Eliseo Cuadrado
A las dos de la tarde recorría la avenida de tres carriles de
sur a norte. Miré por el espejo retrovisor derecho y al constatar directamente
la ausencia de otro vehículo, me dispuse a cambiar de carril con la precaución
adquirida en un accidente reciente ocurrido en iguales circunstancias.
Súbitamente mi
carro fue impactado por una motocicleta. Solo tuve tiempo de aferrarme más al
timón mientras veía pasar por la ventanilla derecha la mancha gris de la moto
con su dueño agarrado de los manubrios que un árbol detuvo a dos metros del punto
de choque.
Minutos después
llegó una ambulancia con enfermeros que se encargaron de la pequeña herida de
su muslo. Antes de terminar la curación apareció la cama–grúa.
Mi celular
sonó, la voz del abogado de la compañía de seguros.

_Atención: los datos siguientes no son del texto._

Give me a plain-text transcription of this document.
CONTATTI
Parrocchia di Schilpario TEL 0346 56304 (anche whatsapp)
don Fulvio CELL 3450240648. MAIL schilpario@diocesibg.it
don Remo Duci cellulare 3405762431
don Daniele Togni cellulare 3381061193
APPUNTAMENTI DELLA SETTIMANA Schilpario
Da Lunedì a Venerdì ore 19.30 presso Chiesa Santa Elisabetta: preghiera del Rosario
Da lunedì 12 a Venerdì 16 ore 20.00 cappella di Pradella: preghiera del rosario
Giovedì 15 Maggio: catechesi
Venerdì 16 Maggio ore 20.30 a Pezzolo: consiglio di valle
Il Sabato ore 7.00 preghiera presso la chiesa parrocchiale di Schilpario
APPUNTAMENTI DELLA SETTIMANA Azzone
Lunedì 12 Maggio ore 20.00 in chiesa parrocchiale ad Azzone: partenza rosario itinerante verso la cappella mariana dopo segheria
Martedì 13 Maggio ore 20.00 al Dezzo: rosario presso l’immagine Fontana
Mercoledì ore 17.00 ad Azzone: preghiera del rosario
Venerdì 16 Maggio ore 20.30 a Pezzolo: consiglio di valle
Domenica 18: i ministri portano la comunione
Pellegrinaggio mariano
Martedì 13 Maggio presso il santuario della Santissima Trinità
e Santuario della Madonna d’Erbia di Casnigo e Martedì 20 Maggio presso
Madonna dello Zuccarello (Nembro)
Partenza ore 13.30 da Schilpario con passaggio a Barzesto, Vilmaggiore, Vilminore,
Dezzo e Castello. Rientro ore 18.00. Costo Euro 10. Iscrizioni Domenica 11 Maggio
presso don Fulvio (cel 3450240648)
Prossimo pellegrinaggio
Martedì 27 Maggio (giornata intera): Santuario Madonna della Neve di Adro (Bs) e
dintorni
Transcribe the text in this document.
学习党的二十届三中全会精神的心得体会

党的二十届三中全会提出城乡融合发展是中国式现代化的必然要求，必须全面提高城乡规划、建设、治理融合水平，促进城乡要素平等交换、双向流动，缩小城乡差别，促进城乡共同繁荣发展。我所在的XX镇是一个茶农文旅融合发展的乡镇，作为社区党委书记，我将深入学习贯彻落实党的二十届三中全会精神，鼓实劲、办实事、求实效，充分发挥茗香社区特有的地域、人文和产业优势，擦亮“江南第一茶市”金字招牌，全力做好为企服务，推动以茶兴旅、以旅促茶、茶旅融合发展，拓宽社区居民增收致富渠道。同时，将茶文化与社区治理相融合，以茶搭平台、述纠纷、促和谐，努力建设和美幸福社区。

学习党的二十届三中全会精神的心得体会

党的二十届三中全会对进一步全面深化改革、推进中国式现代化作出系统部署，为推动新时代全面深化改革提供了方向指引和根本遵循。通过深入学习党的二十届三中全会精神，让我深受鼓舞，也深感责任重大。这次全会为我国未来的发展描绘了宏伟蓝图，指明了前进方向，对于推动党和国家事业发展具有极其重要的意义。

- Déme la dirección, estoy cerca. No salga del carro. No hable
con nadie. Anote el número de la placa del agente que le pida los papeles.
Para mi sorpresa el chico
de la moto, desde el pavimento, me saludó sonriendo en medio de los tubos
retorcidos, del sillín colgando de su soporte y de las ruedas discobaladas
rotando lentamente. La conmoción me impidió contestarle el saludo de su
insólito gesto amistoso.
Con el abogado,
llegaron dos agentes de tránsito que me pidieron los papeles del carro.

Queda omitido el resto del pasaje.